Yes on all major tourist islands. AIS has thorough coverage across southern Thailand. Speeds are lower on smaller islands and remote beaches but you’ll have functional 4G almost everywhere a tourist goes. Deep Khao Sok jungle and remote Andaman snorkel spots are the only true dead zones.

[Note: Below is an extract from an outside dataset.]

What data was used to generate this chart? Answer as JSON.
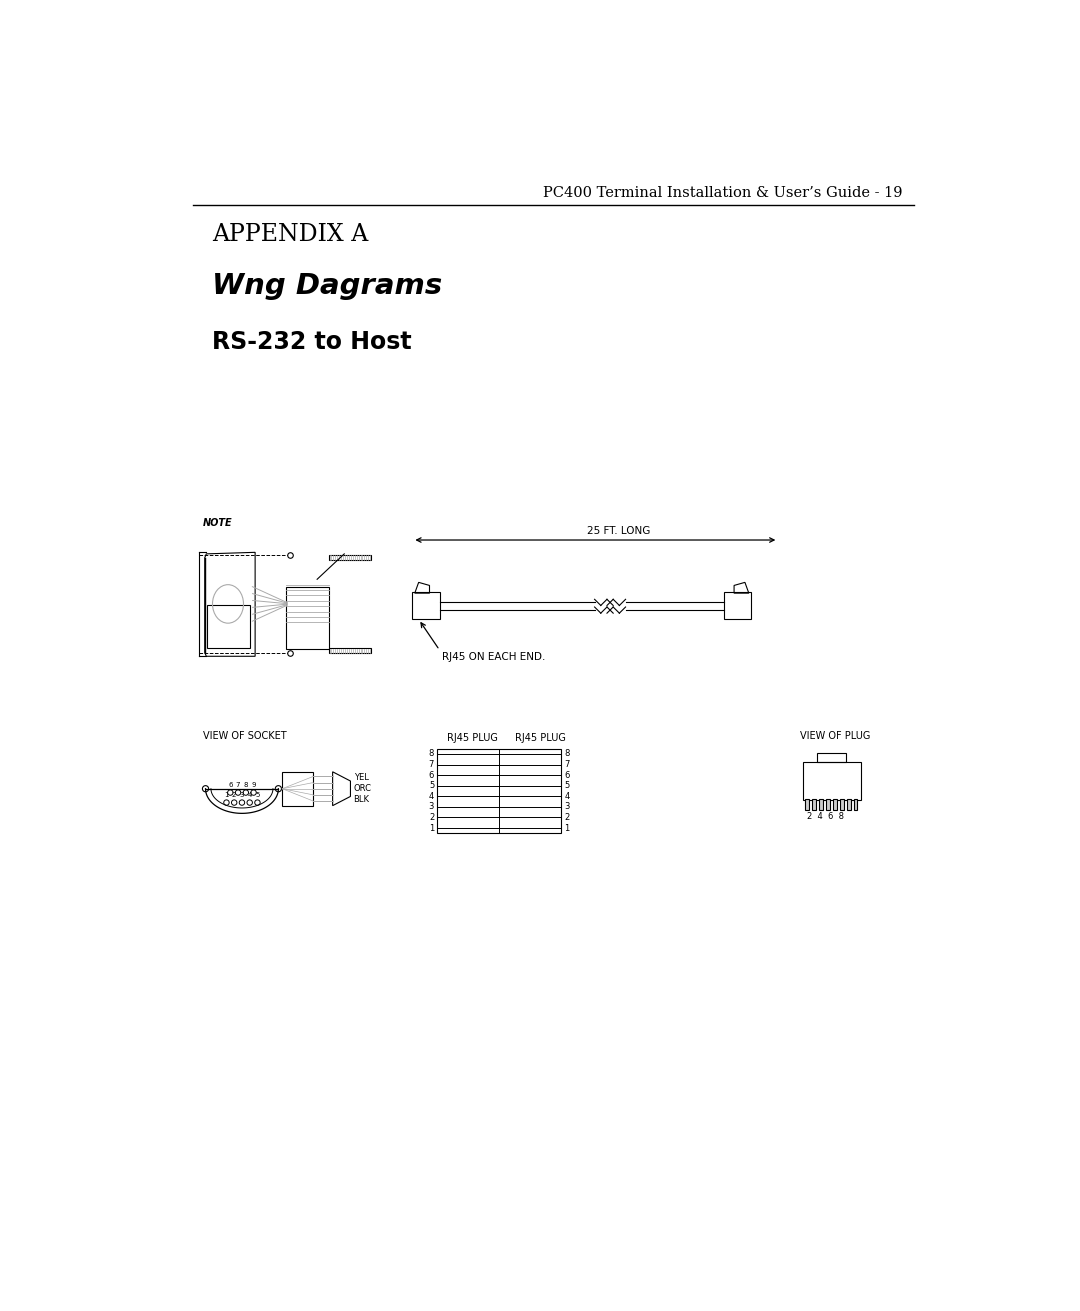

Does Grab work on the eSIM?
Yes. Grab uses your Grab account login, not your phone number. Bolt works similarly. Both run over any data connection.
The bottom line
Thailand is genuinely the one destination where Telstra Day Pass is competitive with an eSIM. For 1-3 day Bangkok stopovers, just keep Day Pass on at AUD$2.50/day. For trips 4+ days, the eSIM at AUD$9 starts to pull ahead. By 2 weeks the gap is meaningful (AUD$22+ saved). Pick based on trip length.